Friday, January 20, 2006

i am wallowing

i get more uncomfortable as the day wears on. mornings are always full of optimism, laziness, fresh-from-the-showerness. around 4, when it starts to get dim, is when i start to feel Really Fucking Alone. cars clog the roadways. people chat happily into cell phones. couples walk in step. i wait for the bus (which is so fucking late that i end up taking another route) in front of the bookstore, reading from a 50 cent copy of "the almanac of lists", not feeling like a local or a visitor, just rudderless and rather pathetic. an extremely inebriated gay couple (one about 20 years older than the other) got on the bus after me. they had been making out fervently, which was somehow more tolerable than seeing a heterosexual couple do the same; they reeked of alcohol and pocketed cigarette butts and proceeded to sing without syllables most of the way to the u-district. and i am reminded: oh yeah, it's friday night, date night, drink night, go home and fuck night, except for silly people like me with screwy work schedules and fucked up relationships and no friends nearby. i am feeling sorry for myself in a rather detached way. i would love to meet up with someone and get absolutely wrecked right now. or: simply have an actual friend here. that would probably be a bit healthier.

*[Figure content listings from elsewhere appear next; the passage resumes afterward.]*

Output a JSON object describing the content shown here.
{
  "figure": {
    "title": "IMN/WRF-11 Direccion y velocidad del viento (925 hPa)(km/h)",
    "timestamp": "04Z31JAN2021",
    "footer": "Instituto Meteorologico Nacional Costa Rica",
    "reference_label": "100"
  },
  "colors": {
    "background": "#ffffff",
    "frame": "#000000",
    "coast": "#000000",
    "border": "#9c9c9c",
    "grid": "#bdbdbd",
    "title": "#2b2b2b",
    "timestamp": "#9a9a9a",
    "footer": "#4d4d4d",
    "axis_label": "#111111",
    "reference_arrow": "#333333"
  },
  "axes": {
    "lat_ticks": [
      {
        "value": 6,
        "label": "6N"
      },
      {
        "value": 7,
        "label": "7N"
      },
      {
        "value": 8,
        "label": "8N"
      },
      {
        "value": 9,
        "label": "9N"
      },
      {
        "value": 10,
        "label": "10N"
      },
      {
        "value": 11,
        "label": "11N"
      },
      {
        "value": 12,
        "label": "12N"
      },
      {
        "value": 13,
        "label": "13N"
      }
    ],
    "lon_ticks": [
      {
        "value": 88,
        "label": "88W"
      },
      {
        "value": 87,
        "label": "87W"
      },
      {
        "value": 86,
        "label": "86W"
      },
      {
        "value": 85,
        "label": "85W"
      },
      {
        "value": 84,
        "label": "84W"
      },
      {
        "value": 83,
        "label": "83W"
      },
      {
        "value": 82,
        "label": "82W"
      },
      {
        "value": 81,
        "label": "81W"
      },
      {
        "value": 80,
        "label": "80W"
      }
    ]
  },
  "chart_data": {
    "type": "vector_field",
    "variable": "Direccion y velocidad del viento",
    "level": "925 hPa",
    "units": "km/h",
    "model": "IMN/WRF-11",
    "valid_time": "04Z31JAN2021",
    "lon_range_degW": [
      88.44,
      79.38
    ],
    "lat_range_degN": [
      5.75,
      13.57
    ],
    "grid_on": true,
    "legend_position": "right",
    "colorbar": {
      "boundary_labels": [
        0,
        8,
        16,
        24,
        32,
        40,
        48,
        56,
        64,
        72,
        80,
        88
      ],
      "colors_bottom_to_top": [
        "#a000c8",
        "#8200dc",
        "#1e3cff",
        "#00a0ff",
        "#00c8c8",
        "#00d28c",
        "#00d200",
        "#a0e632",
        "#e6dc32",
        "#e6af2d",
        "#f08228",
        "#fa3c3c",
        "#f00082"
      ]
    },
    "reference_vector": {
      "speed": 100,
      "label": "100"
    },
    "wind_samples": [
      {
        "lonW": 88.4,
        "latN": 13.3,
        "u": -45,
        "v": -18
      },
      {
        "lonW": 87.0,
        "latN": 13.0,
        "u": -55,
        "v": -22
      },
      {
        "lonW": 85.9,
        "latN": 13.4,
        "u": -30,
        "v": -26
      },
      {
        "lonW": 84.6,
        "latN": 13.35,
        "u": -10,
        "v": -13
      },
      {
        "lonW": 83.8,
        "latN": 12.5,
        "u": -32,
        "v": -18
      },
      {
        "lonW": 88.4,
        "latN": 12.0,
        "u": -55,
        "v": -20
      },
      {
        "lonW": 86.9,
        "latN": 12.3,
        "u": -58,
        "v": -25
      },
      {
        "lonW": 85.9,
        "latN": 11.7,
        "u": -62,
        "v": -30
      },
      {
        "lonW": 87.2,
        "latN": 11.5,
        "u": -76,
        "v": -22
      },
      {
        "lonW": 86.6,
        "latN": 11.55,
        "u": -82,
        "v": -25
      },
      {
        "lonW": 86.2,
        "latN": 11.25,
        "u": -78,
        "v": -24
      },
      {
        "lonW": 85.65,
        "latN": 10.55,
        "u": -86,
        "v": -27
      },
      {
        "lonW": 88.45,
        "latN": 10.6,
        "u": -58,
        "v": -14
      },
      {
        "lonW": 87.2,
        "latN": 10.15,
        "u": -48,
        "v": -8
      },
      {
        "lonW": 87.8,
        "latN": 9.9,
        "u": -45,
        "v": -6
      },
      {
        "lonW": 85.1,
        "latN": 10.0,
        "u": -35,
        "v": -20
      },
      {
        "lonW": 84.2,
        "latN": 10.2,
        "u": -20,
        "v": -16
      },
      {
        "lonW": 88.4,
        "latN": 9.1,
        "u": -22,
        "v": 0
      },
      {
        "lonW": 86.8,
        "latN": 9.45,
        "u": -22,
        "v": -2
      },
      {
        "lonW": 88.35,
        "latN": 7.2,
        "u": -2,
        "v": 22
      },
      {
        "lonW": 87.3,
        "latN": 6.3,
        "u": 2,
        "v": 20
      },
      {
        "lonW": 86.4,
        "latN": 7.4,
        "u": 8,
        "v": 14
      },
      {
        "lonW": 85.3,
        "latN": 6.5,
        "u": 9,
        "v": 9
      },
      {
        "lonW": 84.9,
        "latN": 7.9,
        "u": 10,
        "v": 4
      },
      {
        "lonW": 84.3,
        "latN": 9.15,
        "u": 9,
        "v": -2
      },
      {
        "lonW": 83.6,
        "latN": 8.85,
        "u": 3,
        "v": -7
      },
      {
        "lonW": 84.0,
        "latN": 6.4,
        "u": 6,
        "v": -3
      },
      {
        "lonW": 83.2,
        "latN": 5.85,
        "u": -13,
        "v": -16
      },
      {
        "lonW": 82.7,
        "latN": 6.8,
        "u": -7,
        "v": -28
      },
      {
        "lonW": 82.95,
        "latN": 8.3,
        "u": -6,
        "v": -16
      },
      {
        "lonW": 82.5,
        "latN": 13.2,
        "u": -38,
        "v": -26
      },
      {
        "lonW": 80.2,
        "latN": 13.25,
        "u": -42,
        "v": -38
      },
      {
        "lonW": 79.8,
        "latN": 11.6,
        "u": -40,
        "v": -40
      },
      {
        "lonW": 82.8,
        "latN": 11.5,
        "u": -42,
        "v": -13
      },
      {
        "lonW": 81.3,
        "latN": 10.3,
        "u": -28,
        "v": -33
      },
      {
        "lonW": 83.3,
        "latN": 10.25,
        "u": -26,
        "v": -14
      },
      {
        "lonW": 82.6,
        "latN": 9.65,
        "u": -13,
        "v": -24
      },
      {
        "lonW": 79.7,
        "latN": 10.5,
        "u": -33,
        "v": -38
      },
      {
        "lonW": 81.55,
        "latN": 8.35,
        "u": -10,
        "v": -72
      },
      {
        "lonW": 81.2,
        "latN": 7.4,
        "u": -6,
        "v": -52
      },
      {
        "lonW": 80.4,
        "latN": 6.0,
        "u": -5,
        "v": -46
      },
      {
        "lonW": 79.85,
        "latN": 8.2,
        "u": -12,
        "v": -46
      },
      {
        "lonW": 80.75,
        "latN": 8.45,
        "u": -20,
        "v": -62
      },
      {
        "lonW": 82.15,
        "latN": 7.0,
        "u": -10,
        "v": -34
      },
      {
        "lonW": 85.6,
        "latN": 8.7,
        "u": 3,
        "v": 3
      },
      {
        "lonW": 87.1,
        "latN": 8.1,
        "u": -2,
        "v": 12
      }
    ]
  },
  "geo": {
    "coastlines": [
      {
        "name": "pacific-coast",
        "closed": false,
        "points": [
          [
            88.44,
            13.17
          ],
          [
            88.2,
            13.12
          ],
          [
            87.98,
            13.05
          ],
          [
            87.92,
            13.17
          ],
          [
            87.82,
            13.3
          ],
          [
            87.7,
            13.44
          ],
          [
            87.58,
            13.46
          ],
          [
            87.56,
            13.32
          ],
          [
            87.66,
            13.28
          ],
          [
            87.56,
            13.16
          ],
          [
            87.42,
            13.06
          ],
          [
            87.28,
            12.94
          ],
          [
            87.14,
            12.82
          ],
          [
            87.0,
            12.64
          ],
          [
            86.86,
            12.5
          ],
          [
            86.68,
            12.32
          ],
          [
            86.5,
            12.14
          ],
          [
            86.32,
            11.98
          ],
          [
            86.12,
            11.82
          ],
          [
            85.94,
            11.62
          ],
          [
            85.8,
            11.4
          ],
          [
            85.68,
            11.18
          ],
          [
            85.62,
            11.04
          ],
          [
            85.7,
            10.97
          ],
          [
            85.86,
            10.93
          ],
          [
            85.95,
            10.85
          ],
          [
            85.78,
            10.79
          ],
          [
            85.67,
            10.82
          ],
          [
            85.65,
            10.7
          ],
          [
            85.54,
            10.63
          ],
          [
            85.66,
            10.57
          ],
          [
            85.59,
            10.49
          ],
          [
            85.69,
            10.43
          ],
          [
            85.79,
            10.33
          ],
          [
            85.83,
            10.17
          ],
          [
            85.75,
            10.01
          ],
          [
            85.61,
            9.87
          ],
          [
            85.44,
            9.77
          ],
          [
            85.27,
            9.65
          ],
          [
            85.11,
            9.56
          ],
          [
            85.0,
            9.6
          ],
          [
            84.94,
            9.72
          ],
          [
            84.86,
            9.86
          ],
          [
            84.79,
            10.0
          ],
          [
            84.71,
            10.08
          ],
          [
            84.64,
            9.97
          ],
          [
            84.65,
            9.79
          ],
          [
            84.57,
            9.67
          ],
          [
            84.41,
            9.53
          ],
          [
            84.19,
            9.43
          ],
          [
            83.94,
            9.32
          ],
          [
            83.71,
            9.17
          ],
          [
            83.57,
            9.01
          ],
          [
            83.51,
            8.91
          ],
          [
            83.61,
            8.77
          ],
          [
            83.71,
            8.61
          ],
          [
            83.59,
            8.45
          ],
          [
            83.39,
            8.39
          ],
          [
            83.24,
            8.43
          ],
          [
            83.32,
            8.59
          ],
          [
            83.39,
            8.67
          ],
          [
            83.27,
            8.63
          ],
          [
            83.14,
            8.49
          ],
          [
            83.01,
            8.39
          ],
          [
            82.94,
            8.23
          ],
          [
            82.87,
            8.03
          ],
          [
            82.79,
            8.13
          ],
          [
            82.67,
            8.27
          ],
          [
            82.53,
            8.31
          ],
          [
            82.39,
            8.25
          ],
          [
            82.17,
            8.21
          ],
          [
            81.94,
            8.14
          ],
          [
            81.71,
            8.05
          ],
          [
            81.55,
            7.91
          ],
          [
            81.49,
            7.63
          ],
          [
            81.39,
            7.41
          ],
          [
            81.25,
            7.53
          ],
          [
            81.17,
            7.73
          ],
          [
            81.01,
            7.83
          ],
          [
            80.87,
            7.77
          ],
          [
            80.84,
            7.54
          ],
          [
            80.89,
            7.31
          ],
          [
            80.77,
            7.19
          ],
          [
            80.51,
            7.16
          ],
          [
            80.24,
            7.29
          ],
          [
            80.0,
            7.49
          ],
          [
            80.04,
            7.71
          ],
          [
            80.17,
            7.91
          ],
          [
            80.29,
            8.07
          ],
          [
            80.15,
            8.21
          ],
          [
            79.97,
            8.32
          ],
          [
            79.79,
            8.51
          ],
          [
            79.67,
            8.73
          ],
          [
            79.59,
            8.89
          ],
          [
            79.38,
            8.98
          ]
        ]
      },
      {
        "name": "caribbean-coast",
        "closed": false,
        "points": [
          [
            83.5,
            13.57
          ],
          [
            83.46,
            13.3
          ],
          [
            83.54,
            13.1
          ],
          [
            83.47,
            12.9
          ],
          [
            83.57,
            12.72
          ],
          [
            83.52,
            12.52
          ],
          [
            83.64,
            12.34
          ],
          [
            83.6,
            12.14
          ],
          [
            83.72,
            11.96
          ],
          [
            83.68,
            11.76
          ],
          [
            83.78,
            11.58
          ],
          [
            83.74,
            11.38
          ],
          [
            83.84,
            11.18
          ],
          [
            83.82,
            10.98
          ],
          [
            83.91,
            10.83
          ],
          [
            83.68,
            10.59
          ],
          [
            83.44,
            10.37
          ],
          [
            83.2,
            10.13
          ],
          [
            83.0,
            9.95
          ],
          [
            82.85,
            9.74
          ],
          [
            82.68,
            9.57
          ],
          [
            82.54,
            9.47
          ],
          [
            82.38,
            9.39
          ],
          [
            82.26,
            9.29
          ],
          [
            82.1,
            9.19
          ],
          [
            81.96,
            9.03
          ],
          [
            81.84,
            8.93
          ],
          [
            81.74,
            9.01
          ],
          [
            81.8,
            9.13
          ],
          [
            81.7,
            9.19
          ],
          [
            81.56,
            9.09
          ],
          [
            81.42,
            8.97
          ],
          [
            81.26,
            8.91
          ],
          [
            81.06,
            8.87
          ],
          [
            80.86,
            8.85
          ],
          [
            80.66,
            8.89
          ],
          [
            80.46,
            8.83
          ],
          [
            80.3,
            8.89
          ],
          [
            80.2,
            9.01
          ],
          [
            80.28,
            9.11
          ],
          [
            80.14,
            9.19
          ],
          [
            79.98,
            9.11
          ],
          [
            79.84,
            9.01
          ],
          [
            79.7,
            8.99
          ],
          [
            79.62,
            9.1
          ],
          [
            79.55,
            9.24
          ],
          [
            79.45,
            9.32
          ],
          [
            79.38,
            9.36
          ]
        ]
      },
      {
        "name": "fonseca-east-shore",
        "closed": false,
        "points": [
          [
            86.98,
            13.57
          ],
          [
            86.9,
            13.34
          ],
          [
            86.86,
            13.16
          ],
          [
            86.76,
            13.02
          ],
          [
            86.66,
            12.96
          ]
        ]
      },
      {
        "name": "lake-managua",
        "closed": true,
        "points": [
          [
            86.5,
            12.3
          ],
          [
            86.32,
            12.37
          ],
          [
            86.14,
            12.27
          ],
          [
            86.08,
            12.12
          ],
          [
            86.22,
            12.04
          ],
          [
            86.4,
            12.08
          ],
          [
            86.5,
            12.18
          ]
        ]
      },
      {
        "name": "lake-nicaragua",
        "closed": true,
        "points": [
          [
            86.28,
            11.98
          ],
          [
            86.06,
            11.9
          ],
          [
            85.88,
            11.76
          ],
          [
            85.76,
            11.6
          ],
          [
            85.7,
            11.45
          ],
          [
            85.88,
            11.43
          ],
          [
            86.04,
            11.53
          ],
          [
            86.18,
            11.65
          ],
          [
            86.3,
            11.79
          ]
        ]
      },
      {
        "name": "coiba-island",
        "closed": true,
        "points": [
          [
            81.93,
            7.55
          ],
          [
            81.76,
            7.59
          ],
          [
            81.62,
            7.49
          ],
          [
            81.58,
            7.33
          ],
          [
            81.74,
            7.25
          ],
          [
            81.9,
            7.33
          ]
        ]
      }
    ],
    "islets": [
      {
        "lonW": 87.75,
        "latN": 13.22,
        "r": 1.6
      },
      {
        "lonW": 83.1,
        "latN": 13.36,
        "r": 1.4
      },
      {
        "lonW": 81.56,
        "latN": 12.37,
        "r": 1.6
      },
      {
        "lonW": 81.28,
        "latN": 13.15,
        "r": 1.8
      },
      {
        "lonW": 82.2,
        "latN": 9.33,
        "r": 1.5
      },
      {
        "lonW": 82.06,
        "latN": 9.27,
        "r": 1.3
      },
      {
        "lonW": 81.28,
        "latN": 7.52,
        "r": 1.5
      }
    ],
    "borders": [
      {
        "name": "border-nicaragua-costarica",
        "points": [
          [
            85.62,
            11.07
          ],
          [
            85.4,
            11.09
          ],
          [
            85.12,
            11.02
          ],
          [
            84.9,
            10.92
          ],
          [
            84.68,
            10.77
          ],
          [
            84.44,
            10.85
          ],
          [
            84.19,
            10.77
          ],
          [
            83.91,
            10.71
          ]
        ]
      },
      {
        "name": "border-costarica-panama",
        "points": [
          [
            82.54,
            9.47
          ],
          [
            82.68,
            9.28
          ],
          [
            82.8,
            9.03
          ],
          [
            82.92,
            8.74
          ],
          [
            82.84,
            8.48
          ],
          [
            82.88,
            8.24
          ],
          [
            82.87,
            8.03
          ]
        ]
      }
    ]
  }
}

when i last lived in seattle i was friends with the people i worked with. we were all of the same general age and hedonisms. but then i was in a relationship, and my free time was better spent with him, and as he often reminded me, 'people you work with don't give a shit about you. do you think they'll remember you when you;re gone?' because i was In Love (and because i am an insecure dumbass by nature) i believed him. i didn't stay in touch with anyone after i left and tended to push them away while i was here. now i am back, wondering where everyone is, realizing that 3 years have passed and their lives have evolved. i am disgusted by how easily, how thoroughly, i tend to sabotage my life whenever i'm involved with somebody. no wonder i end up resenting them. afterwards, now, i am left with a weirdly blank slate and a stunted view of how everything is.